AWS Cert: Scalability, Elasticity, and Availability

AWS Cert: Scalability, Elasticity, and Availability

These are key concepts not only when dealing with AWS, but in the general software engineering day-to-day tasks.

Elasticity 📈

Elasticity has to do with the ability of a service to raise resources and cut resources automatically. This means that an elastic resource like, for an example, EC2 instances, will deploy more EC2 servers during peak traffic and release them when no longer needed. This allows your system to adapt to surges on demand, like a rubber band that stretches to support more load.

Scalability ⏫

Now when it comes to scalability, is the ability of your resource to get bigger permanently or semi-permanently, like whenever you company grows and adds more servers to support that growth. Scalability can be either vertical or horizontal:

  • Horizontal scalability will be equal to adding more servers or resources to handle your demand.
  • Vertical scalability will be equal to beefing up your existing server, like adding more RAM, disk, and processing power.

In other terms:

Let's say you have a bag of 10 kilos of food for ducks and you have 2 ducks. Scaling it horizontally would mean adding more ducks to your collection, while vertical scalability would mean making your current ducks get bigger. Now, to choose between them will depend on your specific business requirements. If one duck handles 1 kilo of food per hour you might want do add more ducks to use less hours. But if the food is too big for your current duck's mouth to process, you might want bigger ducks.

Availability 🎯

Availability has to do with the accessibility, quantity, and capacity of resources. This includes things like redundant servers and deployments in multiple Availability Zones to allow ease of access of your service, without users facing slowness or even unavailability.
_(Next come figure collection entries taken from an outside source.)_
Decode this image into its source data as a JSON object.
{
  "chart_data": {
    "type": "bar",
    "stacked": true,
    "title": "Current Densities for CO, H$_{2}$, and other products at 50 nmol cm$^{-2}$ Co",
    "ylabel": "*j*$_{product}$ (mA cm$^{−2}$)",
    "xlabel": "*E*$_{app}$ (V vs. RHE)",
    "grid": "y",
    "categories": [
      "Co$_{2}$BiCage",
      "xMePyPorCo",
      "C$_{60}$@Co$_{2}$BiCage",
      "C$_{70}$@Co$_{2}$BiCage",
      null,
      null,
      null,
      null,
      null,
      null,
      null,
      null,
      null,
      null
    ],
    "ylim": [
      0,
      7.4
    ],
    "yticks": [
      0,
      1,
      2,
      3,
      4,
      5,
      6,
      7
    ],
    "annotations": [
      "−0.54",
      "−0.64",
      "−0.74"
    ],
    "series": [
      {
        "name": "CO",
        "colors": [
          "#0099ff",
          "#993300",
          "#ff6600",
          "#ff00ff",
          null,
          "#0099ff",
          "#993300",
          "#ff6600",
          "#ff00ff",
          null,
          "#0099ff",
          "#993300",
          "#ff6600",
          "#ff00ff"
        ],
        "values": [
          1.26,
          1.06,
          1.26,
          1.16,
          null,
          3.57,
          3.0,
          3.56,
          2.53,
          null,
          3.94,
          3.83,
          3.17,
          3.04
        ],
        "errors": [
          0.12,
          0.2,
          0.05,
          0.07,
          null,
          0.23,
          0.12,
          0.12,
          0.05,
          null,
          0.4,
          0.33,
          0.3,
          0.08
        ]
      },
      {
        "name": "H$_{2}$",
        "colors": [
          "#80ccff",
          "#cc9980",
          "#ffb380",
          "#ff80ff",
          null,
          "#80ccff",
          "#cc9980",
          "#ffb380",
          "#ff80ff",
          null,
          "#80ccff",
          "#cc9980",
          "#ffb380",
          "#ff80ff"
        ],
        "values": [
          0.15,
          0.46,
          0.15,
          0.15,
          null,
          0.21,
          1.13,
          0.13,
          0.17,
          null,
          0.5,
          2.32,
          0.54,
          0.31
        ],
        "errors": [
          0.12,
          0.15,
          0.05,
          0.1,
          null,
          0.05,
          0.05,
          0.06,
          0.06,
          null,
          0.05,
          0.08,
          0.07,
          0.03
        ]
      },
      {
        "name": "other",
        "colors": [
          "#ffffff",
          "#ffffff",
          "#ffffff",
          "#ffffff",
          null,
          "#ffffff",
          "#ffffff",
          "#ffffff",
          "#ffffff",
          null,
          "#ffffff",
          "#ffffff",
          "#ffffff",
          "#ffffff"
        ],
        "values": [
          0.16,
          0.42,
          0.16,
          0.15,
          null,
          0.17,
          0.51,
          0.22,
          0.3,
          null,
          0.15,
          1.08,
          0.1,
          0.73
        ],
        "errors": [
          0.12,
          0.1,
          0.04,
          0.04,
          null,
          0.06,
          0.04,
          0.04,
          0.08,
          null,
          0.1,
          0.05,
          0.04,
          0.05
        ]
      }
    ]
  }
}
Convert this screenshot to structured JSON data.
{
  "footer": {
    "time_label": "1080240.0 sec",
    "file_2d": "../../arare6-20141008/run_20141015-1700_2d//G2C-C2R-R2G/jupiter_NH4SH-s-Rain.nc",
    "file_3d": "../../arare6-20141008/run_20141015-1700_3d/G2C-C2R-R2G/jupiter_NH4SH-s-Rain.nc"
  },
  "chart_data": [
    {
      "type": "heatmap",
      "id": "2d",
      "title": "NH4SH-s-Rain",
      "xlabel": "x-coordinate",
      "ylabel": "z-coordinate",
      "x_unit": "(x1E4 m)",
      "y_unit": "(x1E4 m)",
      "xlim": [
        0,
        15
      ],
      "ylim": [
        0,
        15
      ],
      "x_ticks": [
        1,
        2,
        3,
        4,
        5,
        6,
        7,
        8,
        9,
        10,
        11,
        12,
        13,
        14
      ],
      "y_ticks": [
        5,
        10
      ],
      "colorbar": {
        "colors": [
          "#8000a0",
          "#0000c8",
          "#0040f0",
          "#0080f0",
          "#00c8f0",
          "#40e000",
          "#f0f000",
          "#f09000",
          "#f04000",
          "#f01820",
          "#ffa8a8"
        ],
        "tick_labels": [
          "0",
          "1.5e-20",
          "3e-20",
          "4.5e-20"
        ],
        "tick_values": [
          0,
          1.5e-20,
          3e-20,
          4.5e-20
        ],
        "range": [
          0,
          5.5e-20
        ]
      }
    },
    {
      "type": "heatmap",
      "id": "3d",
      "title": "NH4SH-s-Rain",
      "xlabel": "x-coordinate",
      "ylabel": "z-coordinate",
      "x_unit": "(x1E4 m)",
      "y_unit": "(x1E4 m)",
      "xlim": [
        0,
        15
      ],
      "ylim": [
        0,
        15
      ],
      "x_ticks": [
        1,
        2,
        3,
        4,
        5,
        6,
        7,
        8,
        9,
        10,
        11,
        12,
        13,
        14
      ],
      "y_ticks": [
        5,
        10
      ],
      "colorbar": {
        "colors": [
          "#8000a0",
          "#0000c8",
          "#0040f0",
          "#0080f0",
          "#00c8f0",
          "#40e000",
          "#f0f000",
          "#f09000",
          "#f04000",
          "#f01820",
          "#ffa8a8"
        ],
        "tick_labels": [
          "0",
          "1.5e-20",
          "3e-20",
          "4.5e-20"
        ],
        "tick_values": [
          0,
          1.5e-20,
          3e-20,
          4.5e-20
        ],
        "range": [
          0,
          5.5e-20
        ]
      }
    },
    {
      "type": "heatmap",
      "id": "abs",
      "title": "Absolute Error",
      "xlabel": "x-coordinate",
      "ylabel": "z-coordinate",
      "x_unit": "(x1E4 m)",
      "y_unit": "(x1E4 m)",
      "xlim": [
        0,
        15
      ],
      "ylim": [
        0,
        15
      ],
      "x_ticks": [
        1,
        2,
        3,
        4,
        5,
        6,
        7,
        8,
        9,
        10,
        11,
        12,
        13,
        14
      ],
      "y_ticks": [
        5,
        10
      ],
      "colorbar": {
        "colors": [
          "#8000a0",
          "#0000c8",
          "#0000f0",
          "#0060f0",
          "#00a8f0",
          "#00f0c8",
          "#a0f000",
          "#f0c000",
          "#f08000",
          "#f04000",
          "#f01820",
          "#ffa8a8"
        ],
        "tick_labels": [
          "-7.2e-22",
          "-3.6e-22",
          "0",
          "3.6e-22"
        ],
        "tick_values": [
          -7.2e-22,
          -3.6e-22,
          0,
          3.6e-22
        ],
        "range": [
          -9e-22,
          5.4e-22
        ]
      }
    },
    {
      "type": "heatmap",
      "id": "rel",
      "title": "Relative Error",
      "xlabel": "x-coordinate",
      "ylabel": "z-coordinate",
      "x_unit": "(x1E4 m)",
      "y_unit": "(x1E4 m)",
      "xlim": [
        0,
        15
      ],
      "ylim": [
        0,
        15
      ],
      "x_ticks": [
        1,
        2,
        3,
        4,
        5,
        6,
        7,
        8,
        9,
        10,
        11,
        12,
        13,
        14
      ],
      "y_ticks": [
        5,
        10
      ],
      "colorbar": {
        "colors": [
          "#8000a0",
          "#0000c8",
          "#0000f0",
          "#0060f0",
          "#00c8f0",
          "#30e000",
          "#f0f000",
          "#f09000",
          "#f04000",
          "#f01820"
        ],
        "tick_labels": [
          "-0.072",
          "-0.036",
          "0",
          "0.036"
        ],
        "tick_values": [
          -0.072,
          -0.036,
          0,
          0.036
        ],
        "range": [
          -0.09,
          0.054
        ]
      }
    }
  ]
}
How to achieve all of that?

Many resources have autoscale options, like for and EC2, you will need an EC2 image, and then the autoscale will handle everything for you. You can further expand that with and Elastic Load Balancer in the application layer, so it will make your resources elastic and scale with network demand.

Recap

Availability, Scalability, and Elasticity are key concepts to have on the tip of your tongue. They all relate to one single topic: How resources respond to growth on demand, either momentarily or permanently.